Karin Park Live in Hoxton

Hoxton Square Bar & Kitchen
London
9 July 2014

No one is staffing the merchandise table at Karin Park’s Hoxton show. A folded t-shirt sits next to a CD – abandoned, perhaps, so that the merch rep can take in the gig from a position closer to the stage. Spaces at the front are at a premium, taken up by photographers pointing lenses at Karin and girls pressing forward for a closer look at her brother, David.

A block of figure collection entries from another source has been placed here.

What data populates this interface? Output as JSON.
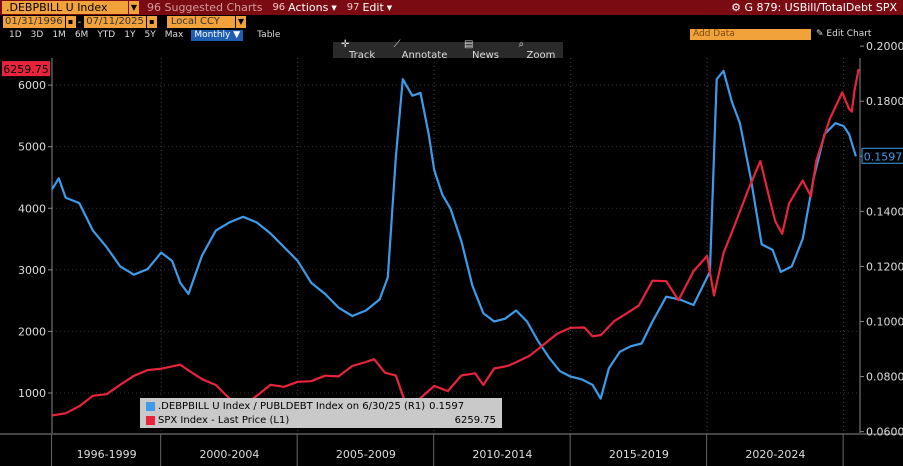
{
  "toolbar": {
    "ticker": ".DEBPBILL U Index",
    "suggested": "Suggested Charts",
    "suggested_num": "96",
    "actions": "Actions",
    "actions_num": "96",
    "edit": "Edit",
    "edit_num": "97",
    "graph_title": "G 879: USBill/TotalDebt SPX",
    "start_date": "01/31/1996",
    "end_date": "07/11/2025",
    "currency": "Local CCY",
    "periods": [
      "1D",
      "3D",
      "1M",
      "6M",
      "YTD",
      "1Y",
      "5Y",
      "Max"
    ],
    "frequency": "Monthly",
    "table": "Table",
    "add_data": "Add Data",
    "edit_chart": "Edit Chart"
  },
  "chart_tools": {
    "track": "Track",
    "annotate": "Annotate",
    "news": "News",
    "zoom": "Zoom"
  },
  "colors": {
    "spx": "#e8243c",
    "ratio": "#3d9be9",
    "toolbar": "#7a0b12",
    "accent": "#f2a23a"
  },
  "chart_data": {
    "type": "line",
    "x_tick_labels": [
      "1996-1999",
      "2000-2004",
      "2005-2009",
      "2010-2014",
      "2015-2019",
      "2020-2024"
    ],
    "x_range": [
      1996.0,
      2025.6
    ],
    "left_axis": {
      "ticks": [
        1000,
        2000,
        3000,
        4000,
        5000,
        6000
      ],
      "range": [
        350,
        6700
      ],
      "last_value_label": "6259.75"
    },
    "right_axis": {
      "ticks": [
        "0.0600",
        "0.0800",
        "0.1000",
        "0.1200",
        "0.1400",
        "0.1600",
        "0.1800",
        "0.2000"
      ],
      "range": [
        0.0595,
        0.2015
      ],
      "last_value_label": "0.1597"
    },
    "series": [
      {
        "name": ".DEBPBILL U Index / PUBLDEBT Index on 6/30/25 (R1)",
        "last_value": "0.1597",
        "axis": "right",
        "points": [
          [
            1996.0,
            0.148
          ],
          [
            1996.25,
            0.152
          ],
          [
            1996.5,
            0.145
          ],
          [
            1997.0,
            0.143
          ],
          [
            1997.5,
            0.133
          ],
          [
            1998.0,
            0.127
          ],
          [
            1998.5,
            0.12
          ],
          [
            1999.0,
            0.117
          ],
          [
            1999.5,
            0.119
          ],
          [
            2000.0,
            0.125
          ],
          [
            2000.4,
            0.122
          ],
          [
            2000.7,
            0.114
          ],
          [
            2001.0,
            0.11
          ],
          [
            2001.5,
            0.124
          ],
          [
            2002.0,
            0.133
          ],
          [
            2002.5,
            0.136
          ],
          [
            2003.0,
            0.138
          ],
          [
            2003.5,
            0.136
          ],
          [
            2004.0,
            0.132
          ],
          [
            2004.5,
            0.127
          ],
          [
            2005.0,
            0.122
          ],
          [
            2005.5,
            0.114
          ],
          [
            2006.0,
            0.11
          ],
          [
            2006.5,
            0.105
          ],
          [
            2007.0,
            0.102
          ],
          [
            2007.5,
            0.104
          ],
          [
            2008.0,
            0.108
          ],
          [
            2008.3,
            0.116
          ],
          [
            2008.6,
            0.16
          ],
          [
            2008.85,
            0.188
          ],
          [
            2009.2,
            0.182
          ],
          [
            2009.5,
            0.183
          ],
          [
            2009.8,
            0.168
          ],
          [
            2010.0,
            0.155
          ],
          [
            2010.3,
            0.146
          ],
          [
            2010.6,
            0.141
          ],
          [
            2011.0,
            0.129
          ],
          [
            2011.4,
            0.113
          ],
          [
            2011.8,
            0.103
          ],
          [
            2012.2,
            0.1
          ],
          [
            2012.6,
            0.101
          ],
          [
            2013.0,
            0.104
          ],
          [
            2013.4,
            0.1
          ],
          [
            2013.8,
            0.093
          ],
          [
            2014.2,
            0.087
          ],
          [
            2014.6,
            0.082
          ],
          [
            2015.0,
            0.08
          ],
          [
            2015.4,
            0.079
          ],
          [
            2015.8,
            0.077
          ],
          [
            2016.1,
            0.072
          ],
          [
            2016.4,
            0.083
          ],
          [
            2016.8,
            0.089
          ],
          [
            2017.2,
            0.091
          ],
          [
            2017.6,
            0.092
          ],
          [
            2018.0,
            0.1
          ],
          [
            2018.5,
            0.109
          ],
          [
            2019.0,
            0.108
          ],
          [
            2019.5,
            0.106
          ],
          [
            2019.9,
            0.114
          ],
          [
            2020.1,
            0.118
          ],
          [
            2020.35,
            0.188
          ],
          [
            2020.6,
            0.191
          ],
          [
            2020.9,
            0.18
          ],
          [
            2021.2,
            0.172
          ],
          [
            2021.6,
            0.152
          ],
          [
            2022.0,
            0.128
          ],
          [
            2022.4,
            0.126
          ],
          [
            2022.7,
            0.118
          ],
          [
            2023.1,
            0.12
          ],
          [
            2023.5,
            0.13
          ],
          [
            2023.9,
            0.152
          ],
          [
            2024.3,
            0.168
          ],
          [
            2024.7,
            0.172
          ],
          [
            2025.0,
            0.171
          ],
          [
            2025.2,
            0.168
          ],
          [
            2025.45,
            0.16
          ]
        ]
      },
      {
        "name": "SPX Index - Last Price (L1)",
        "last_value": "6259.75",
        "axis": "left",
        "points": [
          [
            1996.0,
            636
          ],
          [
            1996.5,
            670
          ],
          [
            1997.0,
            786
          ],
          [
            1997.5,
            954
          ],
          [
            1998.0,
            980
          ],
          [
            1998.5,
            1133
          ],
          [
            1999.0,
            1279
          ],
          [
            1999.5,
            1372
          ],
          [
            2000.0,
            1394
          ],
          [
            2000.7,
            1460
          ],
          [
            2001.0,
            1366
          ],
          [
            2001.5,
            1224
          ],
          [
            2002.0,
            1130
          ],
          [
            2002.5,
            911
          ],
          [
            2002.8,
            815
          ],
          [
            2003.2,
            848
          ],
          [
            2003.6,
            990
          ],
          [
            2004.0,
            1131
          ],
          [
            2004.5,
            1101
          ],
          [
            2005.0,
            1181
          ],
          [
            2005.5,
            1191
          ],
          [
            2006.0,
            1280
          ],
          [
            2006.5,
            1270
          ],
          [
            2007.0,
            1438
          ],
          [
            2007.5,
            1503
          ],
          [
            2007.8,
            1549
          ],
          [
            2008.2,
            1330
          ],
          [
            2008.6,
            1282
          ],
          [
            2008.9,
            900
          ],
          [
            2009.2,
            735
          ],
          [
            2009.5,
            919
          ],
          [
            2010.0,
            1115
          ],
          [
            2010.5,
            1030
          ],
          [
            2011.0,
            1286
          ],
          [
            2011.5,
            1320
          ],
          [
            2011.8,
            1130
          ],
          [
            2012.2,
            1397
          ],
          [
            2012.7,
            1440
          ],
          [
            2013.0,
            1498
          ],
          [
            2013.5,
            1606
          ],
          [
            2014.0,
            1782
          ],
          [
            2014.5,
            1960
          ],
          [
            2015.0,
            2058
          ],
          [
            2015.5,
            2063
          ],
          [
            2015.8,
            1920
          ],
          [
            2016.1,
            1940
          ],
          [
            2016.6,
            2168
          ],
          [
            2017.0,
            2278
          ],
          [
            2017.5,
            2423
          ],
          [
            2018.0,
            2823
          ],
          [
            2018.5,
            2816
          ],
          [
            2018.95,
            2506
          ],
          [
            2019.5,
            2980
          ],
          [
            2020.0,
            3225
          ],
          [
            2020.25,
            2585
          ],
          [
            2020.6,
            3271
          ],
          [
            2021.0,
            3714
          ],
          [
            2021.5,
            4297
          ],
          [
            2021.95,
            4766
          ],
          [
            2022.3,
            4131
          ],
          [
            2022.5,
            3785
          ],
          [
            2022.75,
            3585
          ],
          [
            2023.0,
            4076
          ],
          [
            2023.5,
            4450
          ],
          [
            2023.8,
            4194
          ],
          [
            2024.0,
            4770
          ],
          [
            2024.5,
            5460
          ],
          [
            2024.95,
            5882
          ],
          [
            2025.2,
            5612
          ],
          [
            2025.3,
            5570
          ],
          [
            2025.4,
            5912
          ],
          [
            2025.55,
            6259.75
          ]
        ]
      }
    ]
  }
}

It’s hard to fault them, really. Drummer David is a blonde mane atop a muscular V, while singer Karin’s symmetrical features are a lure to lenses. The show is a rare London outing for the Parks, and Dalston hipsters vie with Essex music veterans for the best view as David energetically knocks out rhythms and triggers pads. Sister Karin owns the stage, striding from Dreier-esque vulnerability to confident, floor filling dance tracks with a vocal range as wide as her legs are long.

The set feels like it is over in a heart-beat, but the hour-long show covers a lot of terrain: from current Beatport favourite, “Shine,” to the dueling drums of “Thousand Loaded Guns.” A new song, “Look What You’ve Done Now,” is darkness and magic. “New Era,” from the Tiger Dreams EP, rubs shoulders with “Wildchild” from Highwire Poetry and a version of Maya Jane Coles’ “Everything.” Recalled to the stage by enthusiastic applause, the Parks reach back to 2009’s Ashes to Gold for “Desire” with just the slightest hesitation – it hasn’t been played live recently, but it’s a reminder of how far their sound has traveled and how vital it remains.

From the backwoods of Dalarna to an intimate venue in Hoxton, Karin Park’s song-craft is consistently unvarnished and raw. It touches nerves, breaks hearts and moves hips. It’s the real thing. You can pick up a t-shirt another time.